I am not about to suggest that we should throw away our televisions or to rail against the acceleration of technology. I am no luddite. Instead, I am claiming that we should set aside some time to cultivate a sensual relationship with our immediate life-world each day and challenge ourselves to remain marginally aware of it with each new hour.

Perhaps the most basic element of Zen Buddhism is seated meditation. Teacher and author of the Shobogenzo, Dogen Zenji, taught that seated meditation is the whole of Zen practice; meditative attention then is of even greater importance than intellectual knowledge or access to sutras. Sitting meditation is one way of settling into our semi-unique life-worlds. Roshi Gudo Nishijima, the late founder of The Tokyo Dogen Sangha, suggested that one begin by sitting each morning and night for 10 minutes at a time. Should one continue to follow this protocol day in and day out for a month, it is thought that the practitioner will be a bit more grounded in his or her daily life, and better able to meet stressful or tedious events with equanimity.

There is yet another step we must consciously take to get the most out of our practice, however, as we have only fulfilled the first half of Campbell’s equation to carry awe out of a sanctified space and into daily life.

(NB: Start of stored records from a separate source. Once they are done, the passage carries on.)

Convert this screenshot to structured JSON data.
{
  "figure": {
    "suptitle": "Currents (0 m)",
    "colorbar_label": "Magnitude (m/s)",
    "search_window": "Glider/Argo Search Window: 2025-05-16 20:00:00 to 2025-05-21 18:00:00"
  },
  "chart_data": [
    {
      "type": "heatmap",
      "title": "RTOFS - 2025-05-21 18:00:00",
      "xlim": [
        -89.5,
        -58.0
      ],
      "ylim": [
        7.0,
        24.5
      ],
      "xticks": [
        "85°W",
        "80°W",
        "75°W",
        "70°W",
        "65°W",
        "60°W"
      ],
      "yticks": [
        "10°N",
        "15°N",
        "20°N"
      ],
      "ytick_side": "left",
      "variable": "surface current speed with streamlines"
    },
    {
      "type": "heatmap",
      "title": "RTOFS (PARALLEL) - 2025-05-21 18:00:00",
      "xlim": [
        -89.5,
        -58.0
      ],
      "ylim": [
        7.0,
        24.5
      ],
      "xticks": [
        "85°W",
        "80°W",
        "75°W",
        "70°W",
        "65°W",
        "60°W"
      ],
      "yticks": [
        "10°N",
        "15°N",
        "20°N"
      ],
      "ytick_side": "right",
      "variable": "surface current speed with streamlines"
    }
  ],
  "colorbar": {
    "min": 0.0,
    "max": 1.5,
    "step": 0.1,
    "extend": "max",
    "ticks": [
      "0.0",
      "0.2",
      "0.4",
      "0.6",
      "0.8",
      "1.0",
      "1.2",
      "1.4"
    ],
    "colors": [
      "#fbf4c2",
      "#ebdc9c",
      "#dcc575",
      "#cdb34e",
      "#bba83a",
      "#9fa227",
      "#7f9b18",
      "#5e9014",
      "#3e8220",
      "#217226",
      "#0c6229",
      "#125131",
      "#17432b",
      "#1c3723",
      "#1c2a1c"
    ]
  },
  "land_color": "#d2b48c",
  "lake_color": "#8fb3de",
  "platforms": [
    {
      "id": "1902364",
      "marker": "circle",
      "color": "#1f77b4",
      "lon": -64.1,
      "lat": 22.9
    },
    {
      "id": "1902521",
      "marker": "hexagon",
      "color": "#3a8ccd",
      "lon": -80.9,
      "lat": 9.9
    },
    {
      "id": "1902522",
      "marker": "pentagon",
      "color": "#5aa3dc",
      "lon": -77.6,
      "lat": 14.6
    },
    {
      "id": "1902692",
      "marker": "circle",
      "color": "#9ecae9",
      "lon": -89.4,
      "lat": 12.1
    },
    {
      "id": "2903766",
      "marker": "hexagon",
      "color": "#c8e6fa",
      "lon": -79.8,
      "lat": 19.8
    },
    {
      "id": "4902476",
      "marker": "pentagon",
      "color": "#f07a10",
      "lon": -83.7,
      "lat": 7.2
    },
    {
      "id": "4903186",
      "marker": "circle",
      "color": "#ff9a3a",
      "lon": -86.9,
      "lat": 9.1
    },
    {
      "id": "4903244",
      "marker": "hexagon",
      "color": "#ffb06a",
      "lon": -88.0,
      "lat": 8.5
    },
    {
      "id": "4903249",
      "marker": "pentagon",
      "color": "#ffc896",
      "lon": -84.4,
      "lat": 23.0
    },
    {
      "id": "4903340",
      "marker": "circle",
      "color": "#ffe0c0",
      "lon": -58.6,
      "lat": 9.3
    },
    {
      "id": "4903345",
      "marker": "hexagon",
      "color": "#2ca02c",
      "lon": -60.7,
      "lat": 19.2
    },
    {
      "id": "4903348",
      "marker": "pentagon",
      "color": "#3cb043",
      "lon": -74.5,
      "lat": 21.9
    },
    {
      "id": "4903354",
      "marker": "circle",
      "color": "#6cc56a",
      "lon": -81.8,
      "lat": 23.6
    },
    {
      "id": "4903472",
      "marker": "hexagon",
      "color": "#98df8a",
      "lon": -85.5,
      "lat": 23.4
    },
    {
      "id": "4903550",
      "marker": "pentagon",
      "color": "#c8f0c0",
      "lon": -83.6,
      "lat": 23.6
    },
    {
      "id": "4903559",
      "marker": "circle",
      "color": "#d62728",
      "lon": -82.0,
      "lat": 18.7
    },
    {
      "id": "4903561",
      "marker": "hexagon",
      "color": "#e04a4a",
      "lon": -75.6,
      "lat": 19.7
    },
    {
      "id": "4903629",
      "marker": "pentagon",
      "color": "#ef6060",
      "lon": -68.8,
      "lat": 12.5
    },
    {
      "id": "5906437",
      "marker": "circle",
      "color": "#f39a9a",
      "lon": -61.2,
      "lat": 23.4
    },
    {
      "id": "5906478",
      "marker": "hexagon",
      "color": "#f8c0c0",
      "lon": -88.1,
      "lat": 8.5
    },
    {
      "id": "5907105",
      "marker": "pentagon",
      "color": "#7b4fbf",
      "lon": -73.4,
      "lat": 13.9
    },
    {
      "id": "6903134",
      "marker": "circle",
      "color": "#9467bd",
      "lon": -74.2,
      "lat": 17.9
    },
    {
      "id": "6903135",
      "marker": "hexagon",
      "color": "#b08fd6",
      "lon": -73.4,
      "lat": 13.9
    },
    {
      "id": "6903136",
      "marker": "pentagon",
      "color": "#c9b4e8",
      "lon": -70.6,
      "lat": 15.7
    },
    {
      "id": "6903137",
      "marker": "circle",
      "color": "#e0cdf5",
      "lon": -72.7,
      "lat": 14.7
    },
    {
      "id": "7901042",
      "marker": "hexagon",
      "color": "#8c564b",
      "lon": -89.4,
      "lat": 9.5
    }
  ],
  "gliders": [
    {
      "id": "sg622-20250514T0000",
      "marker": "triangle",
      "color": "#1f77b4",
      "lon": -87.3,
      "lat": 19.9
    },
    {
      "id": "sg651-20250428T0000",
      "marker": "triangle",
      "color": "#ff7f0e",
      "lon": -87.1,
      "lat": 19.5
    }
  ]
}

The mode of experience cultivated through daily meditative practice gives form to practitioner’s life-world. Dogen Zenji used the image of rowing a boat to explain the process of a human life. The general consciousness of social individuals focuses only on the act of rowing the boat and those events that are related to rowing such as directions, efforts, and goals. Such a consciousness is limited in the sense that it is primarily aware of only the boat, the oars, and their activity. Such an individual mistakes these elements for an actual location and measure of connection with the world around them. They become divided and only relate to the world insofar as it is related to their perceived short-term goals.

One who has cultivated a meditative awareness or managed to carry “cathedral consciousness” back out into the “street-level world” develops an inclusive-yet-shifting perspective of their relational location in the world. Acknowledging oneself as merely an element of the boat-oar system, such an individual is also made aware of the distance between shores, immersion in water, and their willful engagement in the direction and speed of their motion. Their awareness is a locus of perceptual reality; their being, however, extends as far as their capacity to take in the world.

No prayer or mantra is necessary for the development of a broader awareness of one’s life-world. All that is needed is the cultivation of a sense of the perpetual moment in which we reside. Time spent in a sacred space—whether it be St. Patrick’s Cathedral, a yoga studio, or a meditation cushion—broadens one’s perception of awe in relation to the lived world. The instant relief of angst brought about by scanning social media, messaging, or otherwise tuning in to the at-times overwhelming world of techno-connection may blunt our recognition of our participatory enmeshment in the world around us, but it also limits our potential for involved, transformative action in that world.

If we take advantage of moments of pause—either created, or stumbled upon—we may recognize that they are opportunities for enlargement. They are chances to take note of our location in the vital, flowing world of which we are a self-reflective part.  As Joseph Campbell stated in The Hero with a Thousand Faces:

“[E]very failure to cope with a life situation must be laid, in the end, to a restriction of consciousness. Wars and temper tantrums are the makeshifts of ignorance; regrets are illuminations come too late…The individual has only to discover his own position with reference to this general human formula and let it then assist him past his restricting walls.”